Вскоре, однако, наши пути расходятся под влиянием моей реалистической тенденции: понятие вещи-в-себе для меня так же необходимо, как и для Канта; без него вопрос о происхождении ощущений научно неразрешим. Уступка Маха характерна для противоположных направлений: необязательно хотеть объяснить ощущения. Но отрицание проблемы никогда не означало ее устранения из мира. Конечно, существование вещей самих по себе недоказуемо. Только умозаключение от следствия к причине приводит к его предположению, и если оно и так не вполне определенно в большинстве случаев индивидуального опыта, то здесь, когда в качестве следствия рассматривается совокупность ощущений и весь состоящий из них мир опыта, оно имеет еще более гипотетический характер. То, что вещи сами по себе представляют излишнее дублирование мира опыта, было бы верно самое большее в том случае, если бы последний был абсолютно точным образом первого; но против этого можно сказать не что иное, как все. А повторяющиеся со времен Беркли попытки доказать противоречие в самом понятии вещи-в-себе (поскольку, мысля ее, она становится частью содержания моего сознания и тем самым теряет характер вещи-в-себе) настолько легко просматриваются, что могут иметь доказательную силу только для тех, кто по другим причинам является заклятым врагом вещи-в-себе. И, кроме того, даже противники не могут избежать вещей в себе. Ведь что такое Бог Беркли, абсолютное «я» Фихте, всеобщее сознание Шуппе, что такое другие «я», как не замаскированные вещи в себе?

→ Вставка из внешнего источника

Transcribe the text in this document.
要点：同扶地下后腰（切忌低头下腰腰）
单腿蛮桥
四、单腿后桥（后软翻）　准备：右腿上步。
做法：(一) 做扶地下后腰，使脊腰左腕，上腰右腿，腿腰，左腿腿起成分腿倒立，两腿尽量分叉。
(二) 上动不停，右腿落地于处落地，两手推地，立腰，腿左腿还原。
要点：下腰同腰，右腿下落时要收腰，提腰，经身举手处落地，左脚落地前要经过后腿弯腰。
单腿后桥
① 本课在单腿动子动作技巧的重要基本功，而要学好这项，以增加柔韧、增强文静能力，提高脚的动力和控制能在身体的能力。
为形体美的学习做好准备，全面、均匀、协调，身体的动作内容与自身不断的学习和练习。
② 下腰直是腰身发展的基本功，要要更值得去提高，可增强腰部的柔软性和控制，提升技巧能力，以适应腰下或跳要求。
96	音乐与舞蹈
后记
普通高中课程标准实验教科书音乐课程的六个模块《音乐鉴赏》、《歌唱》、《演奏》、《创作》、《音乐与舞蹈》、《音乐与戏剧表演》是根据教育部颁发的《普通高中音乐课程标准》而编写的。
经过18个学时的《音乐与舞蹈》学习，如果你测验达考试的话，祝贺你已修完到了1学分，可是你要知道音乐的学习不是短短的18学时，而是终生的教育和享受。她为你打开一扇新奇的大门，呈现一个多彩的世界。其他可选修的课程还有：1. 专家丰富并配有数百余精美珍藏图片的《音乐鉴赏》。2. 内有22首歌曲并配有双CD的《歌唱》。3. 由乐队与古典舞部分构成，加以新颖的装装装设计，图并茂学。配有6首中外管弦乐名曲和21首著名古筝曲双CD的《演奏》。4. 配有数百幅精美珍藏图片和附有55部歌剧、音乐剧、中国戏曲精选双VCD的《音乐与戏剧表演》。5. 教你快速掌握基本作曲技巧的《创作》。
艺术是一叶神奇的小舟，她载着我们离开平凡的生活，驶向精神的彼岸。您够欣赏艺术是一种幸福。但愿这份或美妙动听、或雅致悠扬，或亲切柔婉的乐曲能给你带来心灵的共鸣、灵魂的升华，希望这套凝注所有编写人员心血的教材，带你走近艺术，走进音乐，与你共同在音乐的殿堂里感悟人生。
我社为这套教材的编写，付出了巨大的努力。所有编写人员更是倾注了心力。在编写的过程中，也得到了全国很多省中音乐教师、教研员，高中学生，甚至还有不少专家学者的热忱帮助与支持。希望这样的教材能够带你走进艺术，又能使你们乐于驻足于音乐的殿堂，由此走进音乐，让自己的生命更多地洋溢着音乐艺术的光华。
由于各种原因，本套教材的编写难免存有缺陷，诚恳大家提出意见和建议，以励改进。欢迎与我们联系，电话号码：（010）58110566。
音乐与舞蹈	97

Но моя сильная реалистическая тенденция ведет меня далеко за пределы позиции Канта. Она позволяет доводам, выдвигаемым против беспространственности и вневременности вещей в себе, произвести на меня решающее впечатление. Кто считает övtojq ov вневременным, для того нет ни моста от него к миру опыта, ни объяснения изменений и превращений в нем; а если становление должно быть только видимостью, то он не в состоянии даже сделать понятной возможность этой видимости. Я чувствую несомненную необходимость включить в свое мировоззрение научный реализм с его выведением ощущений из внешних стимулов. Однако это возможно только в том случае, если сами вещи находятся в пространстве и времени. Кант действительно пытался включить научный реализм в свой трансцендентальный идеализм, но результатом этого стало его учение о двойной привязанности познающего субъекта: через явления и через вещи сами по себе учение, которое, желая избежать больших трудностей, создает еще большие трудности. И Шопенгауэр в той же попытке добился совершенно аналогичного результата.